I highly recommend reading this book in sunlight. Not before bedtime.
It opens with American POW as slave-labor in a mining shaft, some die, but bodies have to be recorded properly so they get stacked up (right near the POW eating room) until the recording clerk comes around once a week.
This sets the tone for the book. Many personal memories of American soldiers, chaplains, nurses. There is a lot of horror at what they see, a lot of 'why didn't high command warn us that things would be this bad'.
It is bad. But there are many stories of hope, as well.
This was a compelling story but I had to put down the book several times. I don't know if the Russians felt liberating camps in the other side, but you can be there through the eyes of the liberators. You can feel their helplessness as they tried to feed the victims, only to have them scream in agony and literally die after being given food. The stench of the camps. It also talks about Berga. American soldiers were there as prisoners, (those that were Jewish, looked Jewish or even with names that were considered Jewish) forced to dig tunnels into the Rocky hillsides for secret labs and manufacturing.

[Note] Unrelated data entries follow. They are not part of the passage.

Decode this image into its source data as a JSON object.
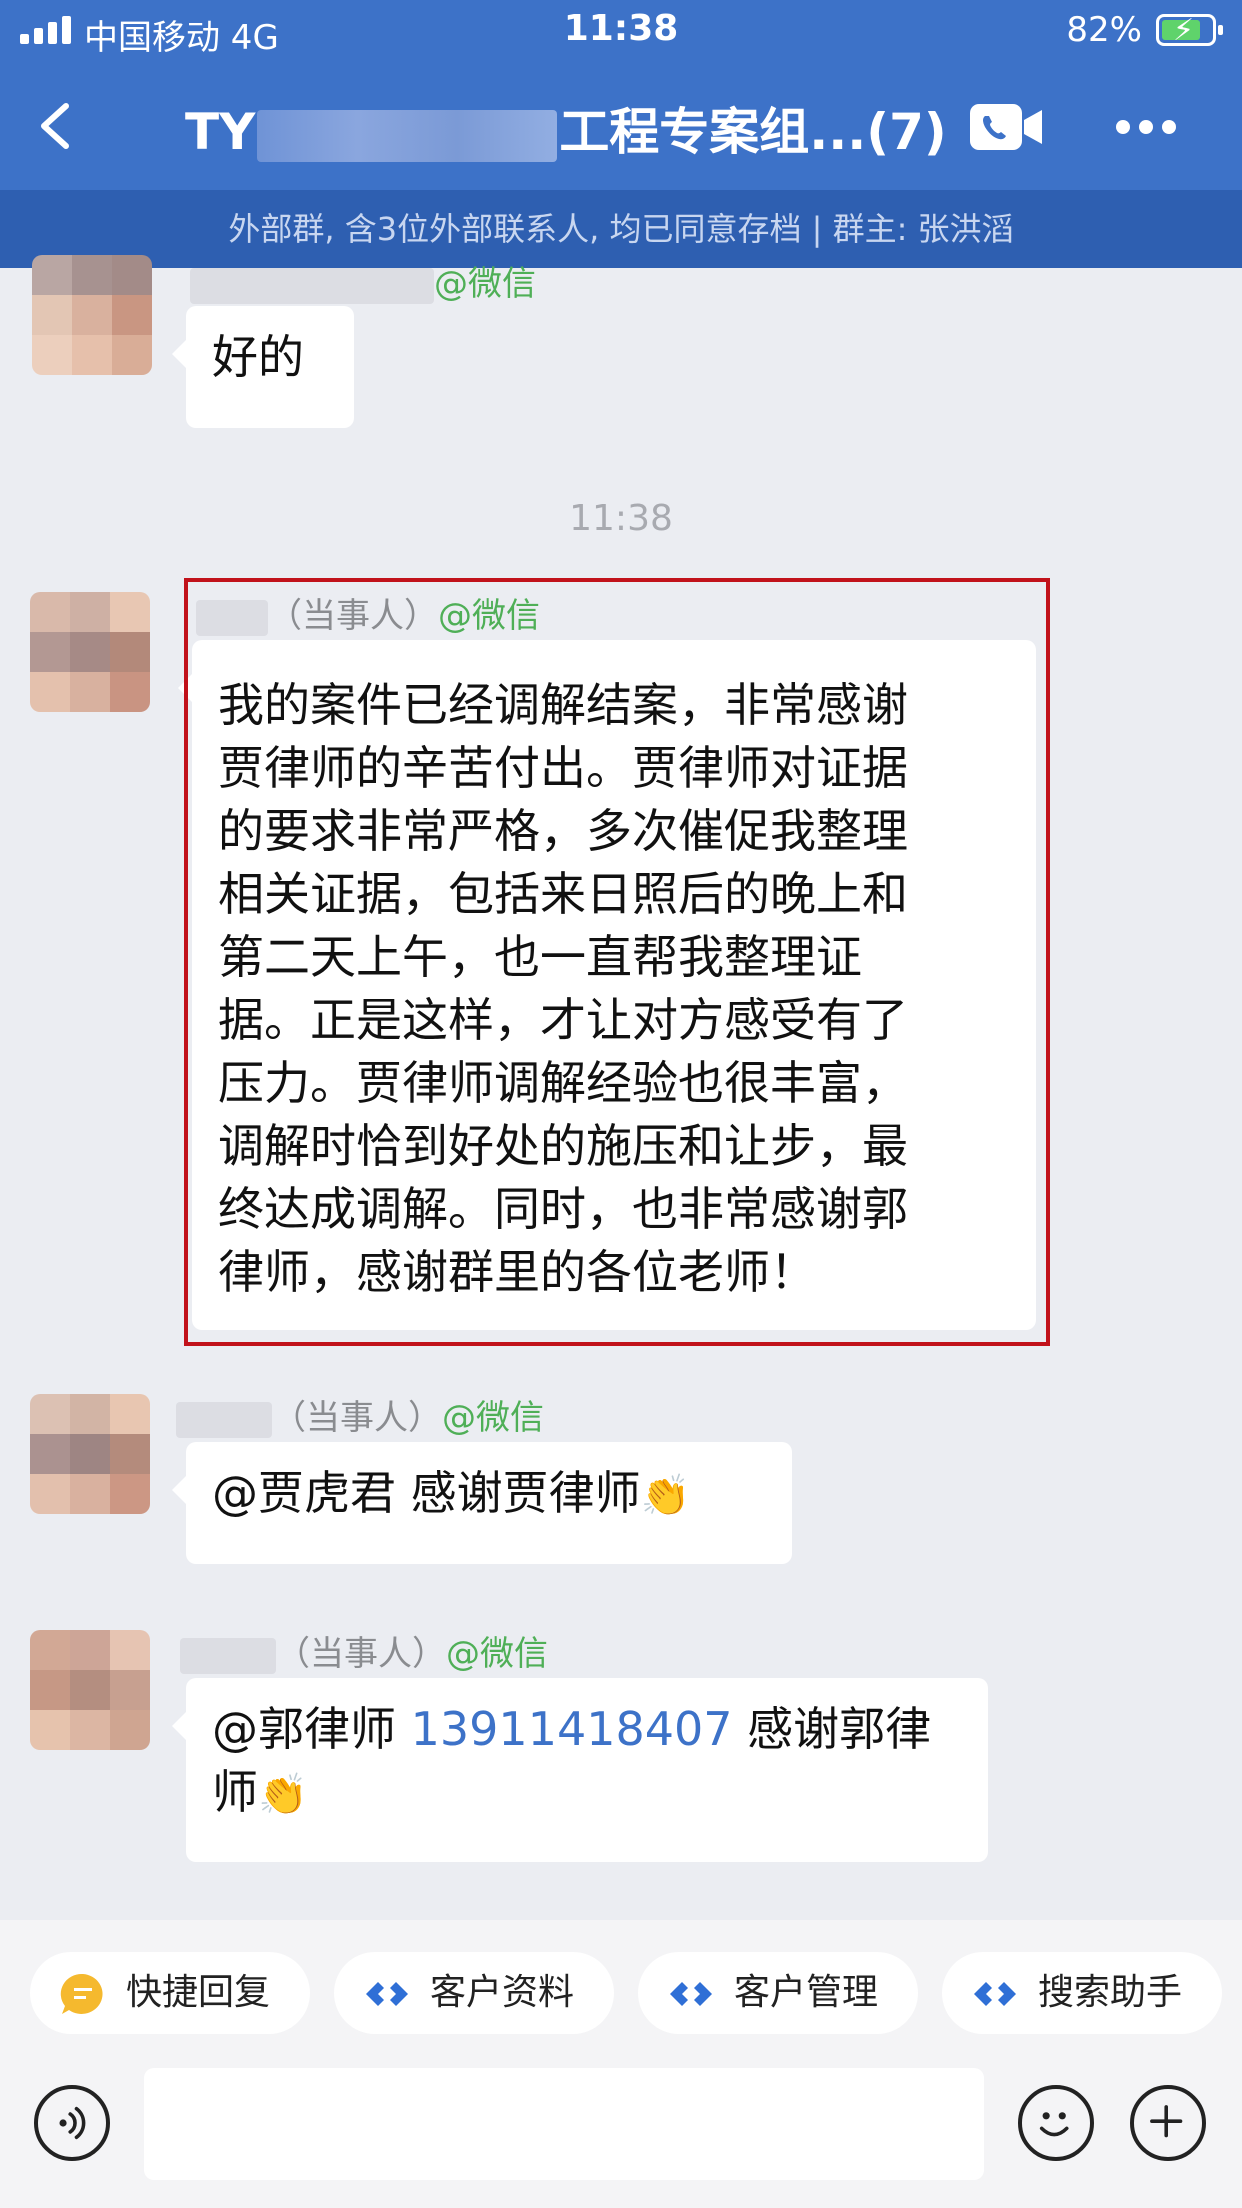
{
  "status": {
    "carrier": "中国移动  4G",
    "time": "11:38",
    "battery": "82%"
  },
  "nav": {
    "title_prefix": "TY",
    "title_suffix": "工程专案组...(7)"
  },
  "subbar": {
    "text": "外部群, 含3位外部联系人, 均已同意存档 | 群主: 张洪滔"
  },
  "timestamp": "11:38",
  "messages": [
    {
      "role": "",
      "source": "@微信",
      "text": "好的"
    },
    {
      "role": "（当事人）",
      "source": "@微信",
      "text_lines": [
        "我的案件已经调解结案，非常感谢",
        "贾律师的辛苦付出。贾律师对证据",
        "的要求非常严格，多次催促我整理",
        "相关证据，包括来日照后的晚上和",
        "第二天上午，也一直帮我整理证",
        "据。正是这样，才让对方感受有了",
        "压力。贾律师调解经验也很丰富，",
        "调解时恰到好处的施压和让步，最",
        "终达成调解。同时，也非常感谢郭",
        "律师，感谢群里的各位老师！"
      ]
    },
    {
      "role": "（当事人）",
      "source": "@微信",
      "text": "@贾虎君 感谢贾律师"
    },
    {
      "role": "（当事人）",
      "source": "@微信",
      "mention": "@郭律师 ",
      "phone": "13911418407",
      "after_phone": " 感谢郭律",
      "line2": "师"
    }
  ],
  "quick_actions": [
    "快捷回复",
    "客户资料",
    "客户管理",
    "搜索助手"
  ],
  "colors": {
    "header": "#3d72c8",
    "subbar": "#2e5fb1",
    "wechat_tag": "#4faf57",
    "link": "#3d72c8",
    "highlight": "#c1121b"
  },
  "icons": [
    "back-icon",
    "video-call-icon",
    "more-icon",
    "voice-icon",
    "emoji-icon",
    "add-icon"
  ]
}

Never again for humanities sake, and a special thanks to all the servicemen and women who contributed from their vivid recollections of what the Holocaust victims were put through by the evil empire. Thing to remember many were only 19, 2o or 21 years of age. A book like this will keep the naysayers at bay plus restore what the Nazi's took away from Jews, Poles, Russians etc but did not destroy the ethnic pride.
Unbelievable, the book is both uplifting for the prisoners who were saved and the stories that were told and at the same time terrible depressing due to the story of the concentration camps and all the deaths.
The ongoing question is how did it happen and how did those living there often not even acknowledge it or that they knew was going on.
A blemish on all mankind but at the same time a story of hope for those that did survive.
Fantastic, read all of it in less than a week. Read all of it keenly aware that most of not all of the interviewees are now gone, and their experiences forgotten except for those shared with the living. There is one sequence that, even after thinking I knew a lot about what happened, is likely going to give me new nightmares and made me wince.
Hard to imagine that the soldiers didn't know anything about the camps the Nazis created to destroy Jews and other people who didn't fit the aryan perfect race according to Hitler.